In 2014, Armonk, N.Y.-based IBM took a $2.4 billion write-down of the microelectronics unit assets and it paid $1.5 billion to GlobalFoundries to take the unit. However, U.S. District Judge William H. Pauley III ruled in September 2017 that the participants failed to show a prudent fiduciary could have taken actions without causing more harm than good.
This was the second time Mr. Pauley dismissed claims — the first was in September 2016 — in the case of Jander et al. vs. Retirement Plans Committee of IBM et al. The original complaint was filed in August 2015.
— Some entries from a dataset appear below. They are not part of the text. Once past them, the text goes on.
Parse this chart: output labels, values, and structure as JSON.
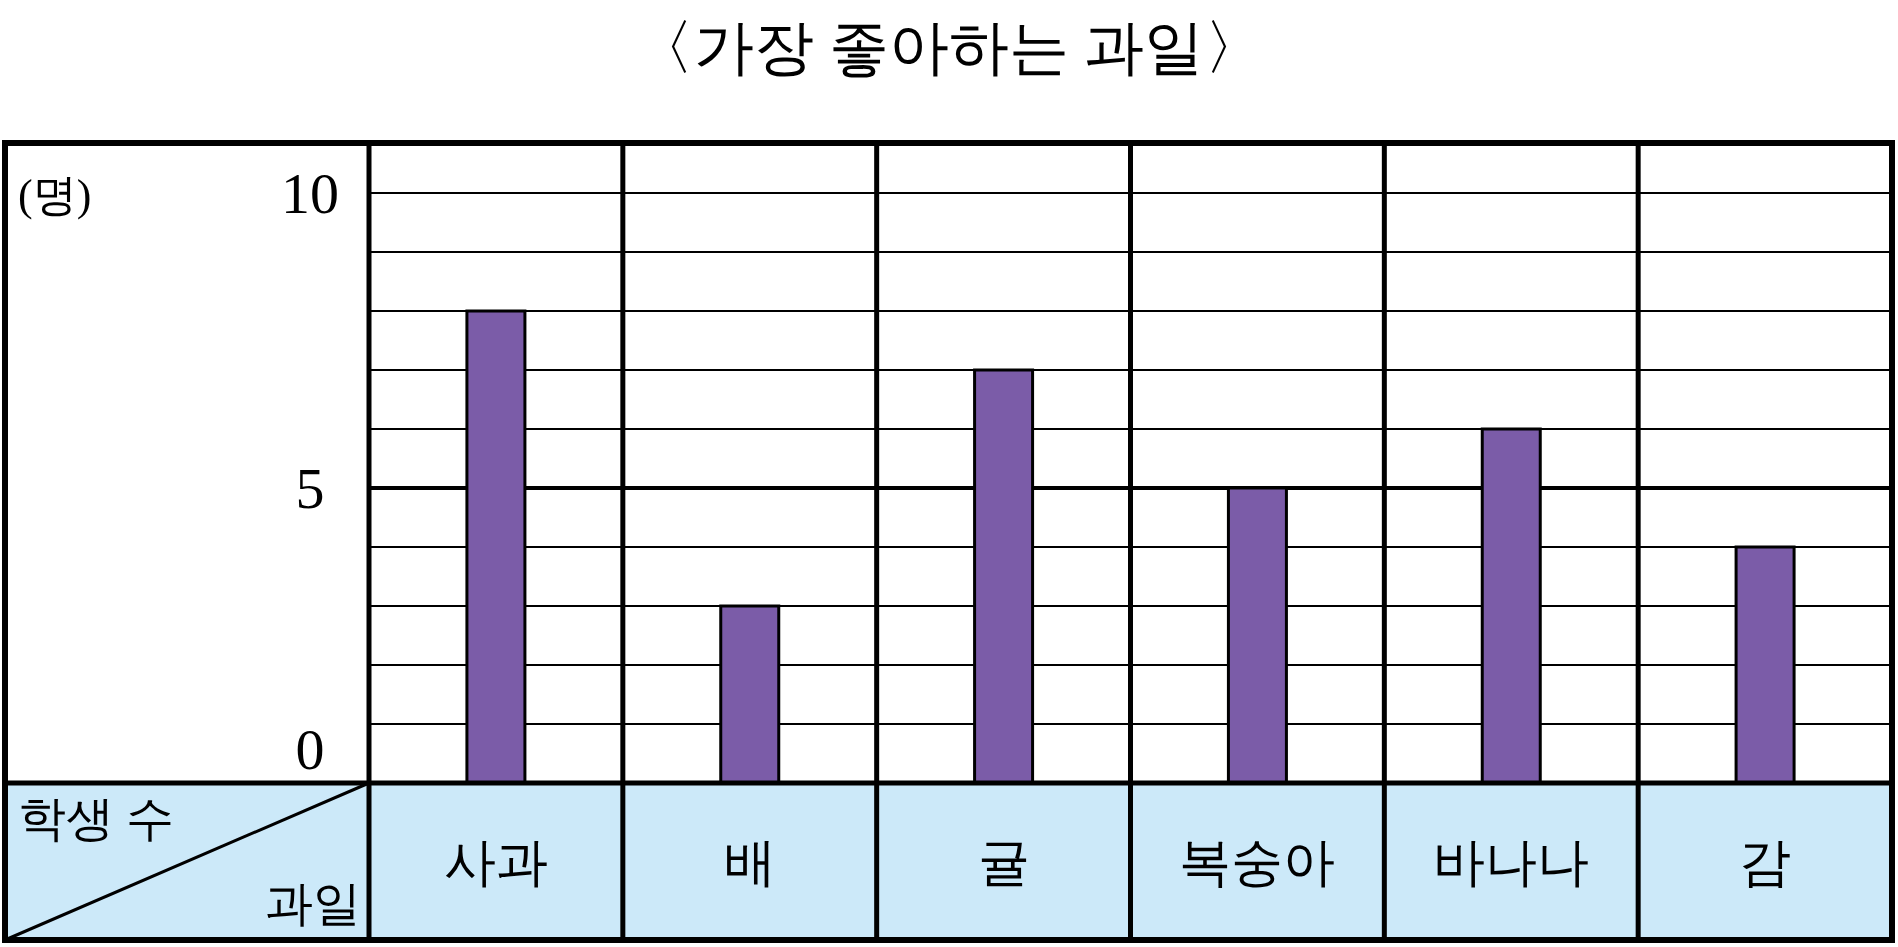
{
  "chart_data": {
    "type": "bar",
    "title": "〈가장 좋아하는 과일〉",
    "xlabel": "과일",
    "ylabel": "학생 수",
    "annotations": [
      "(명)"
    ],
    "categories": [
      "사과",
      "배",
      "귤",
      "복숭아",
      "바나나",
      "감"
    ],
    "values": [
      8,
      3,
      7,
      5,
      6,
      4
    ],
    "color": "#7b5ca8",
    "ylim": [
      0,
      10
    ],
    "yticks": [
      0,
      {
        "value": 1,
        "label": null
      },
      {
        "value": 2,
        "label": null
      },
      {
        "value": 3,
        "label": null
      },
      {
        "value": 4,
        "label": null
      },
      5,
      {
        "value": 6,
        "label": null
      },
      {
        "value": 7,
        "label": null
      },
      {
        "value": 8,
        "label": null
      },
      {
        "value": 9,
        "label": null
      },
      10
    ],
    "grid": "y",
    "ref_lines": [
      {
        "axis": "y",
        "value": 5,
        "color": "#000000"
      }
    ]
  }
}
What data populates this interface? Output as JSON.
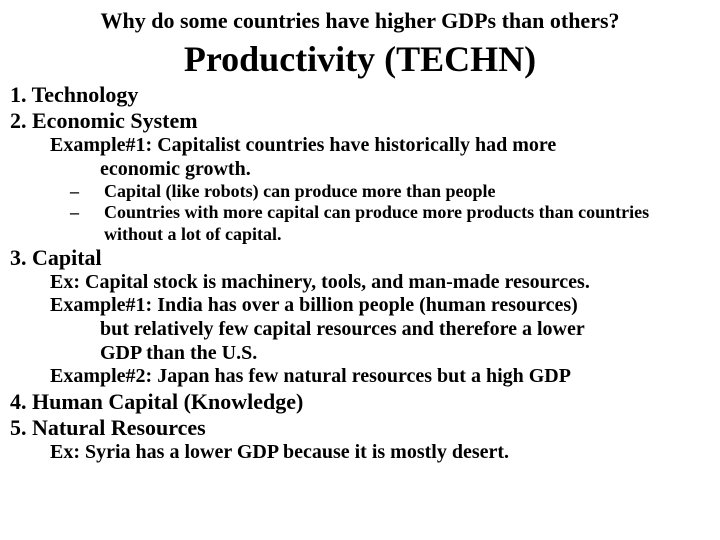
{
  "header": "Why do some countries have higher GDPs than others?",
  "title": "Productivity (TECHN)",
  "p1": "1. Technology",
  "p2": "2. Economic System",
  "p2_ex1_l1": "Example#1: Capitalist countries have historically had more",
  "p2_ex1_l2": "economic growth.",
  "p2_sub1": "Capital (like robots) can produce more than people",
  "p2_sub2": "Countries with more capital can produce more products than countries without a lot of capital.",
  "dash": "–",
  "p3": "3. Capital",
  "p3_ex_l1": "Ex: Capital stock is machinery, tools, and man-made resources.",
  "p3_ex1_l1": "Example#1: India has over a billion people (human resources)",
  "p3_ex1_l2": "but relatively few capital resources and therefore a lower",
  "p3_ex1_l3": "GDP than the U.S.",
  "p3_ex2_l1": "Example#2: Japan has few natural resources but a high GDP",
  "p4": "4. Human Capital (Knowledge)",
  "p5": "5. Natural Resources",
  "p5_ex": "Ex: Syria has a lower GDP because it is mostly desert.",
  "colors": {
    "background": "#ffffff",
    "text": "#000000"
  },
  "fonts": {
    "family": "Times New Roman",
    "header_size": 22,
    "title_size": 36,
    "point_size": 22,
    "example_size": 20,
    "sub_size": 18
  }
}
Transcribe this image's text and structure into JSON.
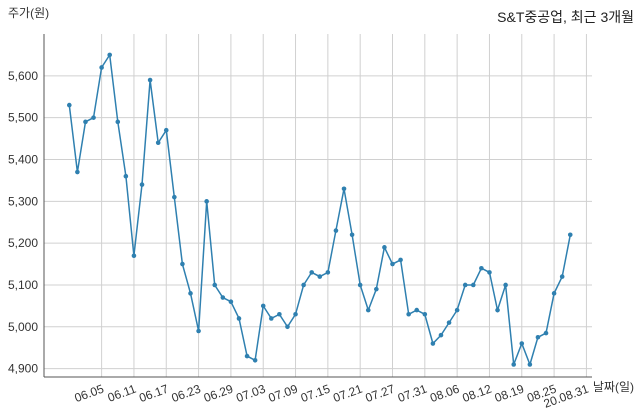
{
  "chart_data": {
    "type": "line",
    "title": "S&T중공업, 최근 3개월",
    "ylabel": "주가(원)",
    "xlabel": "날짜(일)",
    "ylim": [
      4880,
      5700
    ],
    "yticks": [
      4900,
      5000,
      5100,
      5200,
      5300,
      5400,
      5500,
      5600
    ],
    "ytick_labels": [
      "4,900",
      "5,000",
      "5,100",
      "5,200",
      "5,300",
      "5,400",
      "5,500",
      "5,600"
    ],
    "xtick_labels": [
      "06.05",
      "06.11",
      "06.17",
      "06.23",
      "06.29",
      "07.03",
      "07.09",
      "07.15",
      "07.21",
      "07.27",
      "07.31",
      "08.06",
      "08.12",
      "08.19",
      "08.25",
      "20.08.31"
    ],
    "xtick_index": [
      4,
      8,
      12,
      16,
      20,
      24,
      28,
      32,
      36,
      40,
      44,
      48,
      52,
      56,
      60,
      64
    ],
    "grid": true,
    "color": "#2f80b0",
    "values": [
      5530,
      5370,
      5490,
      5500,
      5620,
      5650,
      5490,
      5360,
      5170,
      5340,
      5590,
      5440,
      5470,
      5310,
      5150,
      5080,
      4990,
      5300,
      5100,
      5070,
      5060,
      5020,
      4930,
      4920,
      5050,
      5020,
      5030,
      5000,
      5030,
      5100,
      5130,
      5120,
      5130,
      5230,
      5330,
      5220,
      5100,
      5040,
      5090,
      5190,
      5150,
      5160,
      5030,
      5040,
      5030,
      4960,
      4980,
      5010,
      5040,
      5100,
      5100,
      5140,
      5130,
      5040,
      5100,
      4910,
      4960,
      4910,
      4975,
      4985,
      5080,
      5120,
      5220
    ]
  }
}
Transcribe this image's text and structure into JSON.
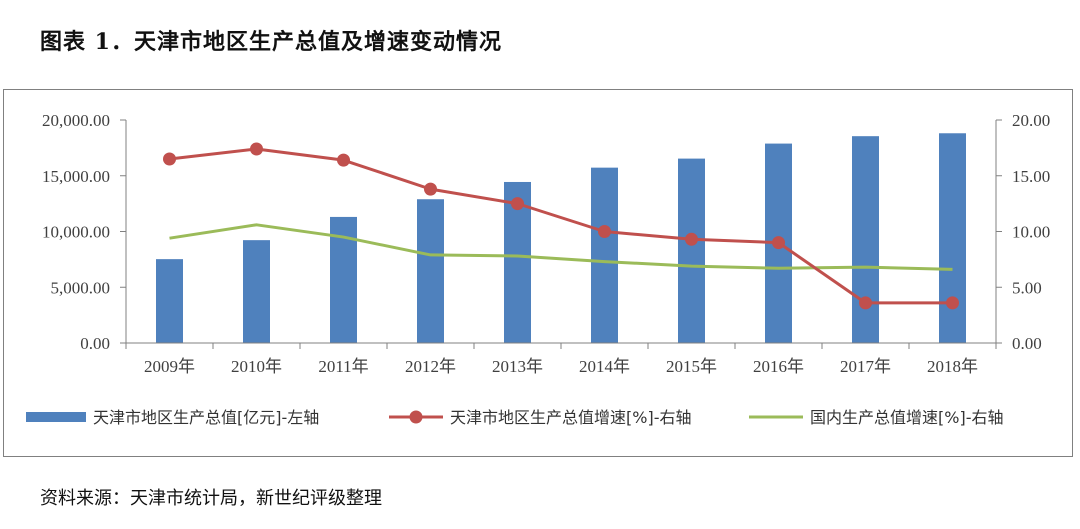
{
  "figure_title": "图表 1．天津市地区生产总值及增速变动情况",
  "source": "资料来源：天津市统计局，新世纪评级整理",
  "colors": {
    "bar": "#4f81bd",
    "line_tianjin": "#c0504d",
    "line_national": "#9bbb59",
    "axis": "#808080"
  },
  "chart_data": {
    "type": "bar",
    "title": "",
    "categories": [
      "2009年",
      "2010年",
      "2011年",
      "2012年",
      "2013年",
      "2014年",
      "2015年",
      "2016年",
      "2017年",
      "2018年"
    ],
    "ylim_left": [
      0,
      20000
    ],
    "ylim_right": [
      0,
      20
    ],
    "left_ticks": [
      "0.00",
      "5,000.00",
      "10,000.00",
      "15,000.00",
      "20,000.00"
    ],
    "right_ticks": [
      "0.00",
      "5.00",
      "10.00",
      "15.00",
      "20.00"
    ],
    "series": [
      {
        "name": "天津市地区生产总值[亿元]-左轴",
        "type": "bar",
        "axis": "left",
        "values": [
          7521,
          9224,
          11307,
          12894,
          14442,
          15727,
          16538,
          17885,
          18549,
          18810
        ]
      },
      {
        "name": "天津市地区生产总值增速[%]-右轴",
        "type": "line",
        "axis": "right",
        "markers": true,
        "values": [
          16.5,
          17.4,
          16.4,
          13.8,
          12.5,
          10.0,
          9.3,
          9.0,
          3.6,
          3.6
        ]
      },
      {
        "name": "国内生产总值增速[%]-右轴",
        "type": "line",
        "axis": "right",
        "markers": false,
        "values": [
          9.4,
          10.6,
          9.5,
          7.9,
          7.8,
          7.3,
          6.9,
          6.7,
          6.8,
          6.6
        ]
      }
    ],
    "legend_position": "bottom"
  }
}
The appeals court, in a unanimous ruling on Dec. 10, said the plaintiffs "plausibly allege that the plan defendants had the requisite knowledge of (stock) overvaluation to raise fiduciary responsibilities consistent with the standard" of a landmark U.S. Supreme Court ruling on company stock funds in retirement plans.
"The allegations regarding the sale of the microelectronics business … tip the scales toward plausibility," the court wrote.
The appeals court judges' ruling referenced the Supreme Court case of Fifth Third Bancorp et al. vs. Dudenhoeffer et al., which established a series of guidelines for lower courts to use in assessing stock-drop complaints.
One guideline states courts must determine if proposed plaintiffs' remedies in stock drop-cases would do "more harm than good" than what actions fiduciaries took.
The IBM 401(k) Plus Plan had assets of $53.92 billion as of Dec. 31, 2017, according to the latest 11-K filing with the Securites and Exchange Commission. The IBM Stock fund accounted for $1.28 billion, or 2.4% of total plan assets.